Trudeau also said plans are in the works to tighten screening at the Canada-U.S. land border, as Ottawa works to have it so travellers coming into Canada will have to pass a COVID-19 test before being granted entry.

As for the current troubles swirling around COVID-19 vaccine delivery, things got worse when it was announced that there will be a temporary reduction of the Moderna vaccine in early February.

“We will receive 78 per cent of the expected amount, translating to 180,000 doses,” said Trudeau. “I want to be clear: We will always share the most accurate information we have, but in the short term, those numbers can fluctuate. But as global productions continues to pick up, there will be more stability in the system and, most importantly, this temporary delay doesn’t change the fact that we will still receive two million doses of the Moderna vaccine, as planned before the end of March.”

This comes following news that there will be a temporary slowdown in the delivery of the Pfizer vaccine as the drug company deals with changes to its manufacturing plant in Belgium.

The Pfizer delay reportedly comes in the form of a 56 per cent cut over five weeks, resulting in around 845,000 fewer doses.  

But Trudeau continued to insist that Canada is still on track to receive four million doses of the Pfizer vaccine by the end of March. He also said he has been in talks with the drug company about “Canada receiving more doses, ahead of schedule, starting in the spring.”

Trudeau maintained that the ultimate target is getting the vaccine to every Canadian who wants it by the end of September.

During a questions, Trudeau was asked about what motivates the new travel restrictions, given that international travel has accounted for a relatively low number of cases in Canada. He was asked if the emergence of variants of the virus was a driving force.

“We know that these variants represent a real challenge,” Trudeau said. “We’ve seen public health modelling that shows what happens if these variants do take hold in Canada. We saw that one travel case resulted in many, many cases of the U.K. variant in and around Barrie and expanding. We know that just one case of the variant that comes in could cause significant challenges, and that’s why we need to take extra measures. Yes, it is extremely low, the number of cases that are traced back to international travel, but it’s not zero.”

Trudeau would not give specifics when asked about a timeline for the lifting of the travel restrictions.

“We’re doing this to keep as many Canadians alive and healthy as we can through this pandemic,” he said. “We’re taking difficult measures now so that we can get through this quicker, so that we have less damage to our economy, to our industries, to our workers, to our lives. This is something Canada is focused on.”

Ontario Premier Doug Ford welcomed Ottawa’s tougher travel measures but said his province will implement mandatory testing for international travellers arriving at Toronto Pearson International Airport starting Feb. 1 at noon.

“It looks like these new (federal) measures won’t be fully in place until a few weeks from now,” he said in a Jan. 29 news conference. “That’s a few weeks too long.”

Travellers who refuse the testing, which is being put in place through a section 22 order under section 77.1 of the Health Protection and Promotion Act, will be subject to fines starting at $750.

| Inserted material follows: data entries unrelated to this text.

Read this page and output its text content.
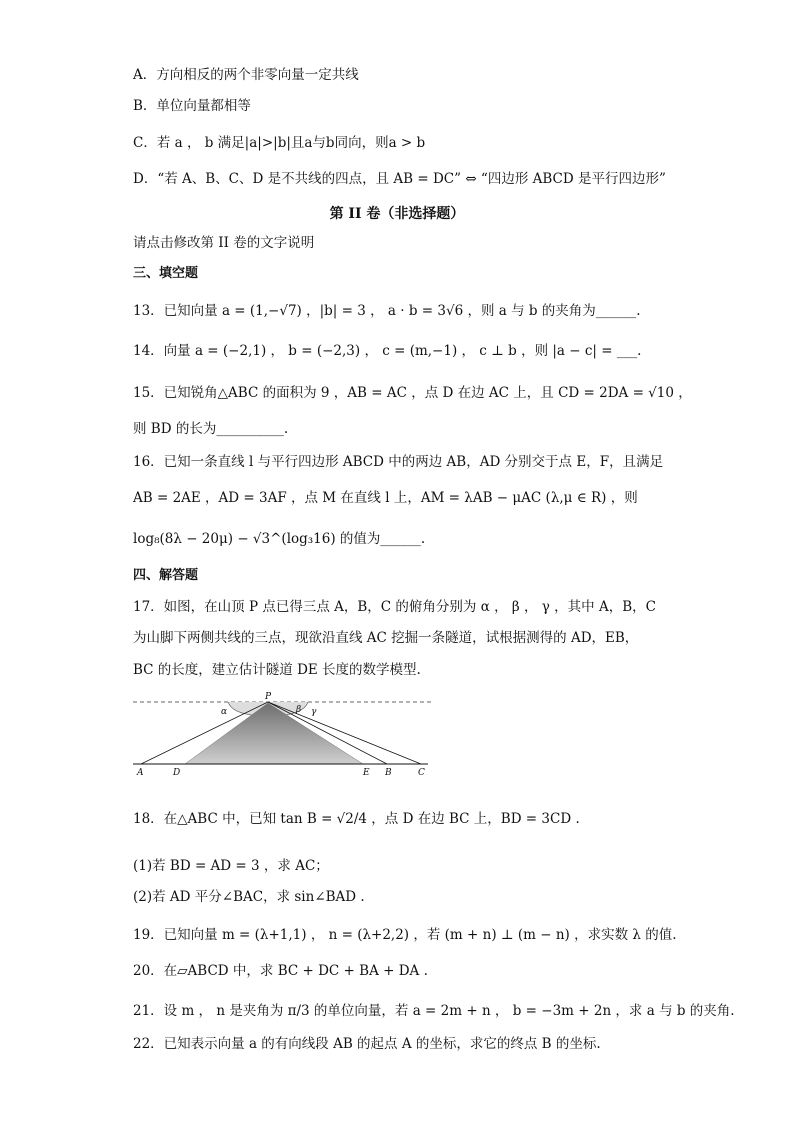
A．方向相反的两个非零向量一定共线
B．单位向量都相等
C．若 a ， b 满足|a|>|b|且a与b同向，则a > b
D．“若 A、B、C、D 是不共线的四点，且 AB = DC” ⇔ “四边形 ABCD 是平行四边形”
第 II 卷（非选择题）
请点击修改第 II 卷的文字说明
三、填空题
13．已知向量 a = (1,−√7) ，|b| = 3 ， a · b = 3√6 ，则 a 与 b 的夹角为______.
14．向量 a = (−2,1) ， b = (−2,3) ， c = (m,−1) ， c ⊥ b ，则 |a − c| = ___.
15．已知锐角△ABC 的面积为 9 ，AB = AC ，点 D 在边 AC 上，且 CD = 2DA = √10 ，
则 BD 的长为__________.
16．已知一条直线 l 与平行四边形 ABCD 中的两边 AB，AD 分别交于点 E，F，且满足
AB = 2AE ，AD = 3AF ，点 M 在直线 l 上，AM = λAB − μAC (λ,μ ∈ R) ，则
log₈(8λ − 20μ) − √3^(log₃16) 的值为______.
四、解答题
17．如图，在山顶 P 点已得三点 A，B，C 的俯角分别为 α ， β ， γ ，其中 A，B，C
为山脚下两侧共线的三点，现欲沿直线 AC 挖掘一条隧道，试根据测得的 AD，EB，
BC 的长度，建立估计隧道 DE 长度的数学模型.
P
α	β γ
A	D	E B	C
18．在△ABC 中，已知 tan B = √2/4 ，点 D 在边 BC 上，BD = 3CD .
(1)若 BD = AD = 3 ，求 AC；
(2)若 AD 平分∠BAC，求 sin∠BAD .
19．已知向量 m = (λ+1,1) ， n = (λ+2,2) ，若 (m + n) ⊥ (m − n) ，求实数 λ 的值.
20．在▱ABCD 中，求 BC + DC + BA + DA .
21．设 m ， n 是夹角为 π/3 的单位向量，若 a = 2m + n ， b = −3m + 2n ，求 a 与 b 的夹角.
22．已知表示向量 a 的有向线段 AB 的起点 A 的坐标，求它的终点 B 的坐标.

Ford announced the airport testing as part of a six-point plan to limit the spread of the more infectious variants of COVID-19, which the government announced in a Jan. 29 news release. The plan includes enhanced screening and genomic sequencing; strengthened case and contact management; the establishment of a genomics databank and analytics capability; stronger protections for vulnerable populations; and a continuation of current public health and workplace safety measures, including an extension of the current provincial emergency and stay-at-home order until Feb. 9.

The news release notes that, to date, 51 cases of the U.K. variant have been confirmed in the province.